Pan roasted perfection
photography by athena calderone
I would say it’s safe to assume that I would never order chicken at a restaurant. In no way is this snobbery, it’s just that chicken is not what I choose when I want to indulge. When I eat out I want to try something more adventurous than the protein I grew up eating weekly. Of course that was until I savored over the pan-roasted chicken at Vinegar Hill House. With absolute certitude I am declaring their dish the holy grail of chicken. To say it’s moist and flavorful would be an understatement. I kid you not this is the yummiest bird you will ever feast on. The caramelized shallots and abundantly rich jus elevate the fresh from the oven, sizzling pan to heavenly heights. I’ve been made a believer and I’ll never leave Vinegar Hill without someone at my table ordering this dish.
A few months ago my boys asked that I recreate a version of this adored chicken and so I took the challenge. I loosely followed a variety or recipes I found online and added and subtracted a thing or two here and there. I don’t mean to toot my own horn, but holy yummers it was swoony! I had just returned from a visit to my friend Laura Ferarra’s farm, Westwind Orchard, and had some of her homemade apple cider vinegar, which I used to deglaze the pan. Combined with the pan drippings and silky butter, the vinegar took the recipe to a whole new level, adding a tangy pungent kick that made my boys super happy! The way the tart vinegar mingles with the pan-drippings is beyond delicious.
If I can convince you of one tool you need for your kitchen, it’s a cast-iron pan. The greatest tool any cook can own, it transitions from stovetop to oven with ease and is perfect for pan-roasting any kind of protein.

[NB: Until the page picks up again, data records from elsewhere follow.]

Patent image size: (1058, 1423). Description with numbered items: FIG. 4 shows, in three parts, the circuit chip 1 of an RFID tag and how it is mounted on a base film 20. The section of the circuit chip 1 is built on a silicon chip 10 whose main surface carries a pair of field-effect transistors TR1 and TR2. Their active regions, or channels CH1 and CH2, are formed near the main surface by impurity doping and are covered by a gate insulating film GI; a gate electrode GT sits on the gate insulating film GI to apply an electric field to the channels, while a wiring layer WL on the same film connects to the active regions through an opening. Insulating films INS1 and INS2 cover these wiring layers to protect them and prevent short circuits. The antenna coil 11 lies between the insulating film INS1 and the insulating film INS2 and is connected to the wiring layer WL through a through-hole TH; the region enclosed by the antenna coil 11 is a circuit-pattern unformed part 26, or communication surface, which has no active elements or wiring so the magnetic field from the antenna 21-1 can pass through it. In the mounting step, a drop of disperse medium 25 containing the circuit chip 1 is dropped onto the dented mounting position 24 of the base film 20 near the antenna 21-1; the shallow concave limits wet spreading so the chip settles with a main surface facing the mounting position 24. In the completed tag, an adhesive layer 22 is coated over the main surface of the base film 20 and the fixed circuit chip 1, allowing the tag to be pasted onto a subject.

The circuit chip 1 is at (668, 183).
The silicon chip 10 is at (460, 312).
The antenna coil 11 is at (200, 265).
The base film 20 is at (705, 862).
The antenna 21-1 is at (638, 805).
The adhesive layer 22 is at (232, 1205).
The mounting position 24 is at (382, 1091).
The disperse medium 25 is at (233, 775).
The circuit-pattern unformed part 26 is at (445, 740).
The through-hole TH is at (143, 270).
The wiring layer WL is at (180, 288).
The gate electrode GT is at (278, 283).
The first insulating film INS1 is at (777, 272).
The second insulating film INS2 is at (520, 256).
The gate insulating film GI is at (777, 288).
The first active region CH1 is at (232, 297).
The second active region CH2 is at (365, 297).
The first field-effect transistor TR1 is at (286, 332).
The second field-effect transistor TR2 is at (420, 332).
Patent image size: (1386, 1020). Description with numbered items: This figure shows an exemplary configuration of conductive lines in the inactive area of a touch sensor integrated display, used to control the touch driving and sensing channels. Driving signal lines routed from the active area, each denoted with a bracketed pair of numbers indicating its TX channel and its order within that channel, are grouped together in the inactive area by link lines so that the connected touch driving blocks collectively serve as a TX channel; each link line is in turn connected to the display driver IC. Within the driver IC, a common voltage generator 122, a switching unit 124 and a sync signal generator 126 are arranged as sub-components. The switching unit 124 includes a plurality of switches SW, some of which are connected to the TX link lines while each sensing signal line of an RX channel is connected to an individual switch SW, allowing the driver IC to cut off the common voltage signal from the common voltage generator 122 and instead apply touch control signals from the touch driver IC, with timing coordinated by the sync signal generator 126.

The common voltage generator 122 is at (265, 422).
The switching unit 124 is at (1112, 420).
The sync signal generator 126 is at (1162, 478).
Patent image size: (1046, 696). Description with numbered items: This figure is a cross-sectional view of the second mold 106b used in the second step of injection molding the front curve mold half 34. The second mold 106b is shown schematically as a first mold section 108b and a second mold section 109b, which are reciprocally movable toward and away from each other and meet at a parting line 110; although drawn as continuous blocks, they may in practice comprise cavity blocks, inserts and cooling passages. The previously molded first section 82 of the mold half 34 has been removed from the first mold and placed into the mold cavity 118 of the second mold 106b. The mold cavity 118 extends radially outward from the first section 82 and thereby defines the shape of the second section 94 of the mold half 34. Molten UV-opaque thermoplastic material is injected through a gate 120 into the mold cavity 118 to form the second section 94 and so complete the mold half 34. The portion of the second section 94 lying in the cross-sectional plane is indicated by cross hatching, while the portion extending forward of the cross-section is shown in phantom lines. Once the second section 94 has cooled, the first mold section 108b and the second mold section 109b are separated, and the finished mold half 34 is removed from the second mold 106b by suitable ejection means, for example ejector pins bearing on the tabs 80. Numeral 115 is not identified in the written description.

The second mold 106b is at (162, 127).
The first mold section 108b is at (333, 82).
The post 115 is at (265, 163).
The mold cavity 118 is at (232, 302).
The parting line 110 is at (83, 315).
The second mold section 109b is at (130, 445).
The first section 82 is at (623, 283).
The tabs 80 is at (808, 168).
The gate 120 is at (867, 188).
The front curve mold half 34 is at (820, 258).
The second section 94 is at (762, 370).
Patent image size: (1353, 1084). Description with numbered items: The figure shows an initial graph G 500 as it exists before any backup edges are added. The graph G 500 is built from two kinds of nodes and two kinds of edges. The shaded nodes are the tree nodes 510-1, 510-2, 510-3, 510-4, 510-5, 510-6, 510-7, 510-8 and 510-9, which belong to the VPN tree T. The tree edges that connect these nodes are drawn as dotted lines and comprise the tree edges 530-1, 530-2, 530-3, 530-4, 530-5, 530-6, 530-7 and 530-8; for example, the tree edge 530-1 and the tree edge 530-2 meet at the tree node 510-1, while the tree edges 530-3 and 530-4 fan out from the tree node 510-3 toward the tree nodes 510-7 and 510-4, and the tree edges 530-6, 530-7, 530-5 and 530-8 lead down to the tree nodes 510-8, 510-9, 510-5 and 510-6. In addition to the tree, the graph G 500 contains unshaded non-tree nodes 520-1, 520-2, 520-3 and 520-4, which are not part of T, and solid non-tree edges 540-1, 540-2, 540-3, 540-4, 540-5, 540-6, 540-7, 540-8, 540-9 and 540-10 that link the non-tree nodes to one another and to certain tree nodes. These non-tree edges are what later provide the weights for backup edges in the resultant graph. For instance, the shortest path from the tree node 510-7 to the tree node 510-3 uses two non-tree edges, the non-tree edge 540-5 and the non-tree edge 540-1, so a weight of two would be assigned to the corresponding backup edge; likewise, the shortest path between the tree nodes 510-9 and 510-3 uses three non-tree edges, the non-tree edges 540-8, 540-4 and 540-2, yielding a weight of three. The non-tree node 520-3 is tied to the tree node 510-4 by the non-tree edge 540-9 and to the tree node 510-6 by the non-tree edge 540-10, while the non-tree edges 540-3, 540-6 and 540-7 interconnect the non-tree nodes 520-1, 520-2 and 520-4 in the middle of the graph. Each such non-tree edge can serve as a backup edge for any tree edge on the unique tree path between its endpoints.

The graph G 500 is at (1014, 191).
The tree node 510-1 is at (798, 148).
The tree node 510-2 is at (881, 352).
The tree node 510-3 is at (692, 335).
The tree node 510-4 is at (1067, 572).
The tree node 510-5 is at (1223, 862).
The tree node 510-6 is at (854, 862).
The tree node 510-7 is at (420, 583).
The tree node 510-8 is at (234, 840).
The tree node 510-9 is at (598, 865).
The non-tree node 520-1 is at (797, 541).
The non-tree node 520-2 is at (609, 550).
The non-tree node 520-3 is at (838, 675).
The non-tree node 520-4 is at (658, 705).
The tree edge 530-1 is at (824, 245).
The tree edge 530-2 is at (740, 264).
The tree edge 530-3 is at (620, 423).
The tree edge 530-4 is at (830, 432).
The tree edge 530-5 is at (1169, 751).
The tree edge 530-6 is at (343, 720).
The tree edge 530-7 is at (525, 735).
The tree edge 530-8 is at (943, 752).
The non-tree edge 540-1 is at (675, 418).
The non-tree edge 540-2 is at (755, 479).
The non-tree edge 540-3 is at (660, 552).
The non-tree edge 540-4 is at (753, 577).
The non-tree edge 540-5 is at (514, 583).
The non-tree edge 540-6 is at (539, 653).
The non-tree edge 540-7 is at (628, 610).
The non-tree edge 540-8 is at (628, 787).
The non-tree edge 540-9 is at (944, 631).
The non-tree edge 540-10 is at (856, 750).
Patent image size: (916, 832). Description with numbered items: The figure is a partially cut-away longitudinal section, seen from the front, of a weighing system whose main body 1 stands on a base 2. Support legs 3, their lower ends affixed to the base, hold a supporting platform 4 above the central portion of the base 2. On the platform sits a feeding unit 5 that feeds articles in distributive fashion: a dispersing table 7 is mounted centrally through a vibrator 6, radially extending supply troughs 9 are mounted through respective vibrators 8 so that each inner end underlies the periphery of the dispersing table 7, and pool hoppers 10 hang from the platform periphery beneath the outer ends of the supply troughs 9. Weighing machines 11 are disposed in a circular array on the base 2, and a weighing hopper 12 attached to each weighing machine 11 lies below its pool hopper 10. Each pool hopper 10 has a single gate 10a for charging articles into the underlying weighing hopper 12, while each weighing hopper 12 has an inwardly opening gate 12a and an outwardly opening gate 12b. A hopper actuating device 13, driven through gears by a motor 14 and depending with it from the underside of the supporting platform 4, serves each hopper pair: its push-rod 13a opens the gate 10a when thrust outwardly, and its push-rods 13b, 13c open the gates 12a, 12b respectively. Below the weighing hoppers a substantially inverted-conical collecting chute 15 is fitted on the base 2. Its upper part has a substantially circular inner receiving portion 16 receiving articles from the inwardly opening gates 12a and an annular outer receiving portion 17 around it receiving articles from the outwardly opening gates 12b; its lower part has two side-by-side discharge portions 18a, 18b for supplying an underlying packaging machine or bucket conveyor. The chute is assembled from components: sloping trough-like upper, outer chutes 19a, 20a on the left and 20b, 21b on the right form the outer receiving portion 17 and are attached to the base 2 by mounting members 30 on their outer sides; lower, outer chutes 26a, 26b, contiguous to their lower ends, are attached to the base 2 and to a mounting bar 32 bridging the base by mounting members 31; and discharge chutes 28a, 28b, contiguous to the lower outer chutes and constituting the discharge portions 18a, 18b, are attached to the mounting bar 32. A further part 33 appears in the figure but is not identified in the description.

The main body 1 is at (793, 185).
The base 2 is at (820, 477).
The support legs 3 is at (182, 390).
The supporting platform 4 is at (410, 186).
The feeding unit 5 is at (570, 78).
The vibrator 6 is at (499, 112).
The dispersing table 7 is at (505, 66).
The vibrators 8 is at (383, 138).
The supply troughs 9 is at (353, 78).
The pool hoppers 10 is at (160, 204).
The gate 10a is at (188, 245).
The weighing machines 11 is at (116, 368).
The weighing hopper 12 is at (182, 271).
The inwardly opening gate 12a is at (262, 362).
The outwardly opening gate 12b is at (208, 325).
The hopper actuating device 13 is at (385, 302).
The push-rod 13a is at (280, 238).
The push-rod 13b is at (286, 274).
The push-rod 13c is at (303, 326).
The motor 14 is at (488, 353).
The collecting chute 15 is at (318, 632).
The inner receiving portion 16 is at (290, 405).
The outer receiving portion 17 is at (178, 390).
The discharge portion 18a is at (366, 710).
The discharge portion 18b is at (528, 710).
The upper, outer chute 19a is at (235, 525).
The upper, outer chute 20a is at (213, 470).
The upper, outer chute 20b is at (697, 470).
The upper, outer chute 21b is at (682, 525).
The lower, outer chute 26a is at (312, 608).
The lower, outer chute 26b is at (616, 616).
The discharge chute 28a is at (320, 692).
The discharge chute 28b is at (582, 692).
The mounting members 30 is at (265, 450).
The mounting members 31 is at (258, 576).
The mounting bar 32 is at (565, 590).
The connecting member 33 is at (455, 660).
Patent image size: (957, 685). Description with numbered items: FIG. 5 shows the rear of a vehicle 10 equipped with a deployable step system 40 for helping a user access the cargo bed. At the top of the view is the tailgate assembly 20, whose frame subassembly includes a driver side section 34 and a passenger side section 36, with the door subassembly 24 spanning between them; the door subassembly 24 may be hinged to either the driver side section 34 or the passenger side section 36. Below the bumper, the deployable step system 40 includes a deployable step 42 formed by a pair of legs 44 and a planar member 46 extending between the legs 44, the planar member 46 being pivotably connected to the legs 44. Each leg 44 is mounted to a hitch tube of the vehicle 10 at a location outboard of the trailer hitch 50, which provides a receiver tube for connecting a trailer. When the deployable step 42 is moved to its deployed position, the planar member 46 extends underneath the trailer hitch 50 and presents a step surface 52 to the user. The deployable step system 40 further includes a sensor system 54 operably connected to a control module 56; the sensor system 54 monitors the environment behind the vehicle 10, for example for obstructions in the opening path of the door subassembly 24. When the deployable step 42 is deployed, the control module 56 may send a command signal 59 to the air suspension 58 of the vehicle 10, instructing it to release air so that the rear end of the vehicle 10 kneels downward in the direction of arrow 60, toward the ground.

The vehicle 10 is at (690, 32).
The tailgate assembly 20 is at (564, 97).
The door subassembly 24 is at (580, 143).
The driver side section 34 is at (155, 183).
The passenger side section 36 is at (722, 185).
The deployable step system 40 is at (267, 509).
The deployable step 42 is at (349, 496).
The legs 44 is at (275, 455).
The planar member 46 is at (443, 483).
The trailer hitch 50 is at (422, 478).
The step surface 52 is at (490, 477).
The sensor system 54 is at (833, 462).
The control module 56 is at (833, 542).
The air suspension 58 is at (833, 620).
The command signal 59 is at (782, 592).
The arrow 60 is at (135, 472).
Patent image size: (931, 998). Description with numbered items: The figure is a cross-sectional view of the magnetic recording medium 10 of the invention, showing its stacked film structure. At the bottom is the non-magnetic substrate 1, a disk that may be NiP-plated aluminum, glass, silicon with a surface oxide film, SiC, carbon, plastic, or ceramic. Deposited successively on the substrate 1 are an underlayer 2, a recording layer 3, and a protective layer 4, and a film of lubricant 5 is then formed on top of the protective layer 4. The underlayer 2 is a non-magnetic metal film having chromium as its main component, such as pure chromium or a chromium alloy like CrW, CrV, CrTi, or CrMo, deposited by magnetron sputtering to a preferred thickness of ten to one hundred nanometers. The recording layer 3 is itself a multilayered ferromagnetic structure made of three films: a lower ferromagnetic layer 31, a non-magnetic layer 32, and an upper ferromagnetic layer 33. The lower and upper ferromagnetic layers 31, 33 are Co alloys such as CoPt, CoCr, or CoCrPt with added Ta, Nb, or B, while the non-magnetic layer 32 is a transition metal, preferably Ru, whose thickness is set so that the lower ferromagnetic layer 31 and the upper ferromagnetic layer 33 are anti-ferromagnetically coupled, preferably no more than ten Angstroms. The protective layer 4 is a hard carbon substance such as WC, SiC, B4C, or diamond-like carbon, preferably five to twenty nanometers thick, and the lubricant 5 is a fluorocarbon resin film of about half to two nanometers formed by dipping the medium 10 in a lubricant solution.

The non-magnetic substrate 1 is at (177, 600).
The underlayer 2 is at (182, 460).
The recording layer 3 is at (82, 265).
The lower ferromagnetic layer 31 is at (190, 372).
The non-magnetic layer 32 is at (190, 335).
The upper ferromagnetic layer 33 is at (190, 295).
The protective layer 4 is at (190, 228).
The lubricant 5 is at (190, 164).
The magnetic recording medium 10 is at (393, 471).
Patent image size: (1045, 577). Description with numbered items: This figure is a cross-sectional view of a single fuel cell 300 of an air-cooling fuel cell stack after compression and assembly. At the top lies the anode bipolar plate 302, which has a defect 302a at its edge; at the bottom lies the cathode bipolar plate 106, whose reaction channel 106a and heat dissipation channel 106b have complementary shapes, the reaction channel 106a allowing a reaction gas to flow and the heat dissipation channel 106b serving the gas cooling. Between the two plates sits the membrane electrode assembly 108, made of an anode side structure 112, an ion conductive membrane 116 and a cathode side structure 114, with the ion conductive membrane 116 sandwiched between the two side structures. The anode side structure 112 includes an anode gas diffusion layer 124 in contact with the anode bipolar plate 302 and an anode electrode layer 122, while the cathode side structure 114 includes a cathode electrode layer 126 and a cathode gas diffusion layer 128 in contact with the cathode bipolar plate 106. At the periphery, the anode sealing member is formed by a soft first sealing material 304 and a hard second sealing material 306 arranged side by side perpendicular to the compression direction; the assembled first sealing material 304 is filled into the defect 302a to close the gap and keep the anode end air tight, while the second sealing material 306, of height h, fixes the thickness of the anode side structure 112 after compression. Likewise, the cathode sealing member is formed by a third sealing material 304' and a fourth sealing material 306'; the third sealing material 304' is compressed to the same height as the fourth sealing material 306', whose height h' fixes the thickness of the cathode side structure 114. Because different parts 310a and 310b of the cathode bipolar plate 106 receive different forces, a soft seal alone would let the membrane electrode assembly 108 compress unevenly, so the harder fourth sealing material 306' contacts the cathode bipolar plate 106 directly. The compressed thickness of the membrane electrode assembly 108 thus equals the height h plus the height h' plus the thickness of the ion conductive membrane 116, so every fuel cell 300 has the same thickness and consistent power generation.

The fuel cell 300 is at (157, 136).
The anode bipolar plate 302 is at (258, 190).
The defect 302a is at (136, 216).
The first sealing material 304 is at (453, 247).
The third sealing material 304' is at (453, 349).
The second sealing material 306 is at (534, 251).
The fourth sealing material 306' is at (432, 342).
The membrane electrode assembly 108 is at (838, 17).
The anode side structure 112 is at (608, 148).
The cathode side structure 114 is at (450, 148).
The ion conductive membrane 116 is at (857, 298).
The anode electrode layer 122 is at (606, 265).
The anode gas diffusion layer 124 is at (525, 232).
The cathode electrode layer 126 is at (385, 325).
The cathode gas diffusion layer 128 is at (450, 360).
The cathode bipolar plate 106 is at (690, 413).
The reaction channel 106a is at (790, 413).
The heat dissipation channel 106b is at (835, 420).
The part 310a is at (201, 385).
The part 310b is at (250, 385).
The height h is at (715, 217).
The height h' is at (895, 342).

The chicken retains all its moisture because of this technique, making it hands-down the most effective way to cook a piece of protein. The finished bird is absolutely bursting with juice and encased in a crunchy golden skin that’s delightfully crispy. As if that wasn’t enough, it’s drowning in a jus that’s light, tart and ever so slightly sweet. And don’t even get me started on the melt in your mouth shallots! They turned my 11 year old into a shallow fanatic in one night and now he won’t take a bite of his mama’s chicken without those sweet little morsels also on his fork.
This has 100% become a staple weekly meal in our house and it can honestly come together in about an hour from unpacking groceries to sitting down at the table. I promise you this one really needs to be added to everyone’s repertoire. Swoon-approved!